Support for integrating AI into courses
Academics are interested in building AI skills, especially in three areas: creating tutorials and study guides (which 38% rated very or extremely valuable); creating images or visualisations for classroom use (36%); and using AI to design syllabi, assignments and other materials (36%).
Around half of instructors see some value in instructional support for engaging with AI: Thus, the report says: “Universities that build out services to support a range of AI-informed instructional uses will have a meaningful audience.”
It was clear from the survey that many academics who have experimented with generative AI for instructional purposes, do not allow students to do the same for their studies: 42% in all.
Among the academics who do allow students to use AI, its most likely permitted use is as a brainstorming tool: 37% of instructors allow this, followed by outlining (23%), drafting or revising written assignments (23%), and as a study guide (21%).
“It is noteworthy that the most commonly encouraged [and-or] allowed use cases were those related to writing, a finding that is somewhat surprising given that much of the early controversy around generative AI focused specifically on its abilities to enable plagiarism.

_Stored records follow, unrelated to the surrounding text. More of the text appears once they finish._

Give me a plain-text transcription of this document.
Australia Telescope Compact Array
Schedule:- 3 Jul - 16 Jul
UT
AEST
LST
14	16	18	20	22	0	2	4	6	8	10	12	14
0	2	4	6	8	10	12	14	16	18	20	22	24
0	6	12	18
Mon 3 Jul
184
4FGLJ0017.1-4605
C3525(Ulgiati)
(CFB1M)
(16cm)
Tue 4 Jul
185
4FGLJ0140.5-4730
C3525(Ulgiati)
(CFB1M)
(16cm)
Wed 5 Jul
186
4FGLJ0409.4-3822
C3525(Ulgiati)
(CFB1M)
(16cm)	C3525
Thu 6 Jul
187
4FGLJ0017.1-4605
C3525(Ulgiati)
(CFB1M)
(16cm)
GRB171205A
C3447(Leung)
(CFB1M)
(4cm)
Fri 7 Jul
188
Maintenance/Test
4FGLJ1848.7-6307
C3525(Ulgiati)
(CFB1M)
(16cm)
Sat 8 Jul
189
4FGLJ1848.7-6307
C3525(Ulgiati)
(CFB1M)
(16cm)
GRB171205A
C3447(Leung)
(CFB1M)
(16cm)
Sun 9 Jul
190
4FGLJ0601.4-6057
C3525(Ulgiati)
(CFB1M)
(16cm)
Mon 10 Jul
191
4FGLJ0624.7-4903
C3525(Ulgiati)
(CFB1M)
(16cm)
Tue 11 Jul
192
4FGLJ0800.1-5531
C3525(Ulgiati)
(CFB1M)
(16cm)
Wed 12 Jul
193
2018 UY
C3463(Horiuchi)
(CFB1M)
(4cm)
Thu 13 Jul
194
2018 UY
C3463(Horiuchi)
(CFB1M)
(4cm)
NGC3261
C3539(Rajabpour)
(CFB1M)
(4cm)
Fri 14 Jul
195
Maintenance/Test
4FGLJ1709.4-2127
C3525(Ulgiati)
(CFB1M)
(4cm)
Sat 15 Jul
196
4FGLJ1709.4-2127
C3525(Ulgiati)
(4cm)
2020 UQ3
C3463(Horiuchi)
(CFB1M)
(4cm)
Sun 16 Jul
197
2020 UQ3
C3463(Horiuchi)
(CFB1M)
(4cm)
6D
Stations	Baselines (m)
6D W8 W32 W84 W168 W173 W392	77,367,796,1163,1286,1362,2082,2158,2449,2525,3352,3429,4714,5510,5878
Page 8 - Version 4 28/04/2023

“One likely explanation is that writing occupies a unique role as a sort of default assignment modality in a wide number of academic disciplines,” the report states.
Concluding thoughts
Ruediger, Blankstein and Love point out that the Ithaka S+R survey is one of several “that indicate high levels of uncertainty and deep pockets of pessimism” about whether the impacts of generative AI on teaching and learning will be positive or detrimental.
“Serious concerns about academic integrity, ethics, accessibility and educational effectiveness are contributing to this uncertainty and hostility,” they explain.
Universities and colleges are allocating significant resources to generative AI, concludes the report. While administrators have largely moved away from prohibition-based approaches to AI, this is clearly not the case for many academics.
“Whether those steps portend more openness to generative AI or confirm existing scepticism will play an important role in determining how far faculty will go on the road on which administrators hope to lead them,” the report states.